Eataly non sostituirà il pan ‘Ino di Alessandro FrassicaTempo di lettura: 1 min

Luca Cai Alessandro Frassica

La paninoteca gourmet ‘Ino lascia Eataly . L’anticipazione di quello che accadrà il 31 gennaio è sul Gambero Rosso.

Finisce così una delle collaborazioni che hanno contraddistinto l’attività dello store di Oscar Farinetti. Ad Alessandro Frassica che ha inventato la formula ‘Ino, tante buone cose in un ottimo pane, l’Oscar nazionale aveva affidato il reparto cui una volta si associava l’idea di fast food.

panino eatal'ino

Il bancone al piano terra di Eataly Roma, contiguo alla panetteria, però non ospiterà un artigiano esterno all’organizzazione di Eataly. Lo conferma Oscar Farinetti al telefono: “I rapporti con Alessandro restano ottimi. Lui è una gran bella persona. Nessun problema quindi. Solo che è complicato tenere in piedi un’organizzazione espressamente dedicata ai panini dentro un Eataly dove c’é già tanta offerta. Non metteremo nessun altro esterno. Gestiremo i panini con il nostro gruppo di lavoro della panetteria”.

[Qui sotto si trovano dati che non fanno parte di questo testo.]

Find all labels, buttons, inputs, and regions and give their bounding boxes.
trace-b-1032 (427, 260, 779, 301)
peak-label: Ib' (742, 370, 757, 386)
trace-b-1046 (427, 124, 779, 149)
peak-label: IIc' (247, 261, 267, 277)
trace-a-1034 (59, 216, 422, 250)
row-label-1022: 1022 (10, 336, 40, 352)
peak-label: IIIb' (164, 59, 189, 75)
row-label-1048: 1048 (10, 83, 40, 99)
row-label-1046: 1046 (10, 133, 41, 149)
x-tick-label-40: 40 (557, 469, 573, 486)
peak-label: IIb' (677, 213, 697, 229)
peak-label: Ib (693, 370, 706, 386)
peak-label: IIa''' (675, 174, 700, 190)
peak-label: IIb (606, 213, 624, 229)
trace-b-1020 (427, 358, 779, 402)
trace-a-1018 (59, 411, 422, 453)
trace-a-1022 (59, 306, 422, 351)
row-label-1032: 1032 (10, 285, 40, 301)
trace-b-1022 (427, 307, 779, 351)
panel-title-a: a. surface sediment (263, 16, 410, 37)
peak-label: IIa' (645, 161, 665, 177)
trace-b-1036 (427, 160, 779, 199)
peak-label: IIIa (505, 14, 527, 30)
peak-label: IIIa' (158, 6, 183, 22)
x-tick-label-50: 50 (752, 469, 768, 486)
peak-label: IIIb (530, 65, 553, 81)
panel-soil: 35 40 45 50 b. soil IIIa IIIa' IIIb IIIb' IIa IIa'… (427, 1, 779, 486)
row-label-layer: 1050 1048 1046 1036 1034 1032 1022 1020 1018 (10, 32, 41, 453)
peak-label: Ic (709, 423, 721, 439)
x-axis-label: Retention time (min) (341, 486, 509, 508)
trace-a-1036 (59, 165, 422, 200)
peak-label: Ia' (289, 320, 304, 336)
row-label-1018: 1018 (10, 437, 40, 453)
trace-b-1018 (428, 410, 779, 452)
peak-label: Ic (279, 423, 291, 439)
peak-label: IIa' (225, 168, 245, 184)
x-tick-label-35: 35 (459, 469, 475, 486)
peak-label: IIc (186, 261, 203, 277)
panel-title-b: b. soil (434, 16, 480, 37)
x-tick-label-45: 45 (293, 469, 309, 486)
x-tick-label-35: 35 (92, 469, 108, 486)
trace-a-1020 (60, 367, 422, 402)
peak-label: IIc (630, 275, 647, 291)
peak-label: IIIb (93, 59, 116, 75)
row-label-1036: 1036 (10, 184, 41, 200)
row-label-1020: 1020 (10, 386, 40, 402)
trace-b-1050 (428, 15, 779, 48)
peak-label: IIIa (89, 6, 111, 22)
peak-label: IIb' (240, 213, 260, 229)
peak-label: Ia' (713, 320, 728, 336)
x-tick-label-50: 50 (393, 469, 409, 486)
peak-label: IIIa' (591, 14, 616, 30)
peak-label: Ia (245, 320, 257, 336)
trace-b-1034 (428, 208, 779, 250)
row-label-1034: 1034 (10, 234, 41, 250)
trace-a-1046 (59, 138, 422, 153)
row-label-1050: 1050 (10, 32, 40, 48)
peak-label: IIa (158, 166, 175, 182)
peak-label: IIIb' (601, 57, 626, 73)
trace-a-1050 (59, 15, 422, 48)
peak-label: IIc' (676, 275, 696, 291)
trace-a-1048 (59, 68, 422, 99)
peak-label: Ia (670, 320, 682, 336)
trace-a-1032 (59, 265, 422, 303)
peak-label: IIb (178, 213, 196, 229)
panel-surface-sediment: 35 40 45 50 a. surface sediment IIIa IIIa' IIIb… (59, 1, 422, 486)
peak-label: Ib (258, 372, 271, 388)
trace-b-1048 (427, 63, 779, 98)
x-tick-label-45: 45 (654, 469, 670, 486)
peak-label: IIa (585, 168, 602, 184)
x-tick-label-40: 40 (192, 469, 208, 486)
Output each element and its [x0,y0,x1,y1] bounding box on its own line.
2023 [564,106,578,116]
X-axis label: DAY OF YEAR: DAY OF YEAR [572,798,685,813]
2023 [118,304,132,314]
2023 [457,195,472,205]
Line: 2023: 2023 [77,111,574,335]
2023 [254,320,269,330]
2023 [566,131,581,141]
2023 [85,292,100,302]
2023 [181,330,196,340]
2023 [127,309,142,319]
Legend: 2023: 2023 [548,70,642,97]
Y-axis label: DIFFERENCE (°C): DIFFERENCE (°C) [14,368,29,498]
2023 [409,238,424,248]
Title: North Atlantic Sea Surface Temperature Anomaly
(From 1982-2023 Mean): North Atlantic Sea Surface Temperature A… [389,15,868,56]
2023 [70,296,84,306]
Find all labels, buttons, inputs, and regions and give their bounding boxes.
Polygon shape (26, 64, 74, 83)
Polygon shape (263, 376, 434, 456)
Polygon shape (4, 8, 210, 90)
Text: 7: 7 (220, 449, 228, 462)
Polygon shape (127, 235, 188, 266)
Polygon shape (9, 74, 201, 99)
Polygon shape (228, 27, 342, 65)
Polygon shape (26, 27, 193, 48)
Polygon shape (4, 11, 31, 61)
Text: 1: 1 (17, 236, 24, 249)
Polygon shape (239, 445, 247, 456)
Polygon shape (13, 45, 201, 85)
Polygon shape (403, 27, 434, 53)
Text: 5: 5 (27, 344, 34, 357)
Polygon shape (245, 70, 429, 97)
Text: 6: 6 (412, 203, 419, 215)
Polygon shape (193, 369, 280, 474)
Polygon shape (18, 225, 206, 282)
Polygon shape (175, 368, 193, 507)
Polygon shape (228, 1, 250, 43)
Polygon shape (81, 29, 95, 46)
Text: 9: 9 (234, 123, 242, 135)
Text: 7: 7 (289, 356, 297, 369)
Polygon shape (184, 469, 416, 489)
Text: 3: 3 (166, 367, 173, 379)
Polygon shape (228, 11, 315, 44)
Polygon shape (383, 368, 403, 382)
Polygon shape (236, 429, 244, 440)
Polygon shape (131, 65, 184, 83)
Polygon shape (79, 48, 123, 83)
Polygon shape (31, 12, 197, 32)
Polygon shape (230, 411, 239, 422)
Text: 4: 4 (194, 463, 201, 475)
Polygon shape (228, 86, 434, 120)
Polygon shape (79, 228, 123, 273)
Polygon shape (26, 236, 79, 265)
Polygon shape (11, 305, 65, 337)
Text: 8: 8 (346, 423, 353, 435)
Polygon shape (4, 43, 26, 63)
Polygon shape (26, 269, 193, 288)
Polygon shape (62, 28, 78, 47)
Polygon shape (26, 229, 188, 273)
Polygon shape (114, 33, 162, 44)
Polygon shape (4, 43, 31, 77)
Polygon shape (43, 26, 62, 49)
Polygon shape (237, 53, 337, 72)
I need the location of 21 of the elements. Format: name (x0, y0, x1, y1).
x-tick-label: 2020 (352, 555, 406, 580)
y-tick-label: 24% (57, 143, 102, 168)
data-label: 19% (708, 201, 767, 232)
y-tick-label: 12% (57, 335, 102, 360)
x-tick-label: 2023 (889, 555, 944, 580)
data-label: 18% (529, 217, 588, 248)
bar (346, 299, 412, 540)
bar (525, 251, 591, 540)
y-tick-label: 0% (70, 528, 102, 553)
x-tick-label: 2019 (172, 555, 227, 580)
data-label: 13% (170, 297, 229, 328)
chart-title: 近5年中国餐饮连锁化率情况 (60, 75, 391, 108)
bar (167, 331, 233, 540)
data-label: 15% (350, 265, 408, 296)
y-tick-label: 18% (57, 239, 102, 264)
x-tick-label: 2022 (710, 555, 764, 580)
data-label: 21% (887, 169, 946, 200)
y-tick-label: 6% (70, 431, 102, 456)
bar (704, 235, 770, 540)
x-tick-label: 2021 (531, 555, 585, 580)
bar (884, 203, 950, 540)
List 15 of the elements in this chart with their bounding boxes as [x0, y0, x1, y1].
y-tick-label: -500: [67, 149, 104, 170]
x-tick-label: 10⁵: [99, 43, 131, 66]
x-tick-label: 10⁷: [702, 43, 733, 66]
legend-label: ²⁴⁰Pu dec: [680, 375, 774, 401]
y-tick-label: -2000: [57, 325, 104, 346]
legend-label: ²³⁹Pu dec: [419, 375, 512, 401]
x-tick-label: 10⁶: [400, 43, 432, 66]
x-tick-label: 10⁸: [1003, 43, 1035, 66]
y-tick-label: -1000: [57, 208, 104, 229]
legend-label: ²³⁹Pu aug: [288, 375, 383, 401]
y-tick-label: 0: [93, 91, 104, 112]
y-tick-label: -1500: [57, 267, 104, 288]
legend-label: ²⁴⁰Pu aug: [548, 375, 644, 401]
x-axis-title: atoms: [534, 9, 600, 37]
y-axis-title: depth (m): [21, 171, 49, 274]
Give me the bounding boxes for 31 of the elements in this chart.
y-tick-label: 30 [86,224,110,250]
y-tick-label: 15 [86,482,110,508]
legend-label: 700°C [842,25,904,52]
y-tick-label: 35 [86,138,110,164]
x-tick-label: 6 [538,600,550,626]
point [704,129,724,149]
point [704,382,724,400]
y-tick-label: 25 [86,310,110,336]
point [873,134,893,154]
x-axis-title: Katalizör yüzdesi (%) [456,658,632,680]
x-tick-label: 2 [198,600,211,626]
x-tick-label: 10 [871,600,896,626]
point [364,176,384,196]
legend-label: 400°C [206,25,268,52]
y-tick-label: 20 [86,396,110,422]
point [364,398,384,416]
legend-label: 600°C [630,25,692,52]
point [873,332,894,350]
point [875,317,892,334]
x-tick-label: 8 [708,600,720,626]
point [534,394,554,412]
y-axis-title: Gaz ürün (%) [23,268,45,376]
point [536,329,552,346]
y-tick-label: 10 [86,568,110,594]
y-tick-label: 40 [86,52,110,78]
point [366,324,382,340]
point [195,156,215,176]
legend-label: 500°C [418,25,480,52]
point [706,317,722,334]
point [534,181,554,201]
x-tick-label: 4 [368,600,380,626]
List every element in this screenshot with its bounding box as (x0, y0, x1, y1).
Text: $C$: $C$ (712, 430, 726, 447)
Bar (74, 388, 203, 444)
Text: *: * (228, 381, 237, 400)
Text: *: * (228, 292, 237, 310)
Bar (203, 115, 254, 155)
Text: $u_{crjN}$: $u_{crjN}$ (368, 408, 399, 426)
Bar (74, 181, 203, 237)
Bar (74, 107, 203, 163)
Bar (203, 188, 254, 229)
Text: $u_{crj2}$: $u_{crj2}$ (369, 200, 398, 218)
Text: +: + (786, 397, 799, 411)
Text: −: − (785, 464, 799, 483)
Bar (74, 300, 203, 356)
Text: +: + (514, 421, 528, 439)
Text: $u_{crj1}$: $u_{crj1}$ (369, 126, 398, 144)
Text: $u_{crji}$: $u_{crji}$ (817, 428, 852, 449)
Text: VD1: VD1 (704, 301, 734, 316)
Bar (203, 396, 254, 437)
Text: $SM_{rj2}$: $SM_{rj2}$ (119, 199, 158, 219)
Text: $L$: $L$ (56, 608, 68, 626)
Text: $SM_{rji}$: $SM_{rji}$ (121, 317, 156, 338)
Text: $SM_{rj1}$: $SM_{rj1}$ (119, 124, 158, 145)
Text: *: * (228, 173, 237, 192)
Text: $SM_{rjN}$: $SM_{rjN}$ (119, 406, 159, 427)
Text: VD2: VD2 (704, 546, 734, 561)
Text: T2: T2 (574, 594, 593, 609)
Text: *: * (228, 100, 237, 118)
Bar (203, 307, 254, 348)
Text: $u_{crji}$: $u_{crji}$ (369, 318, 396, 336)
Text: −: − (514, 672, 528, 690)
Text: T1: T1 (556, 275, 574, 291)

Tramonta dunque l’ipotesi di vedere il Tricolore di Veronica Paolillo sventolare oltre che a Monti anche nell’edificio di Ostiense?

Alessandro Frassica 'Ino

Sembrerebbe di sì. Come anche a Firenze dove Alessandro Frassica aveva la supervisione dei ristorantini sin dall’apertura (verdure e zuppe “Da Burde”, pesce, salumi e formaggi, pasta e pizza, carne e il ristorante “del lampredotto” di Luca Cai). Chiusura, quindi, anche a New York e a Istanbul.

Nessuna preoccupazione per gli affezionati del panino. Mia nonna mi diceva sempre “Mangia con il pane!”, conclude Oscar Farinetti. E dove c’è il pane ci sarà sempre un panino.

6 Commenti

  1. I panini dentro eataly, hanno poco senso a maggior ragione in quello di Roma dove lo stand è anche in una posizione poco felice (idem per la piadina, anch’essa probabilmente vedrà la stessa sorte). A mio avviso e sempre che lo stand possa godere di maggiore visibilità, ci starebbe bene un temporary store in analogia con quanto accade con le osterie romane, certo c’è sempre da valutare se e quanto queste cose convengano ai sigg.ri Nicola & Natale, velo immaginate un trapizzino dentro eataly?

  2. E’ davvero un peccato. Abito nel quartiere ed è piacevole andare da Eataly per mangiare un panino o una piadina al volo, con ottimi ingredienti e a un prezzo ragionevole. In questo modo, purtroppo, ci sarà l’ennesima selezione naturale economica, in un posto dove tutti potevano mangiare secondo le proprie tasche. Una delusione.

  3. Uno dei pochi reparti di Eataly Smeraldo a Milano dove mi piaceva andare era quello di ‘Ino, il menù che lo ha sostituito fa una certa tristezza e si allinea al contiguo spazio pasta-pizzeria del piano terra.
    Le buone idee durano sempre poco. Surreale la giustificazione del patròn secondo cui sarebbe difficile mantenere una paninoteca esterna dentro il calderone autarchico di Eataly. Ovvio che qualcosa tra i due soci sia andato storto.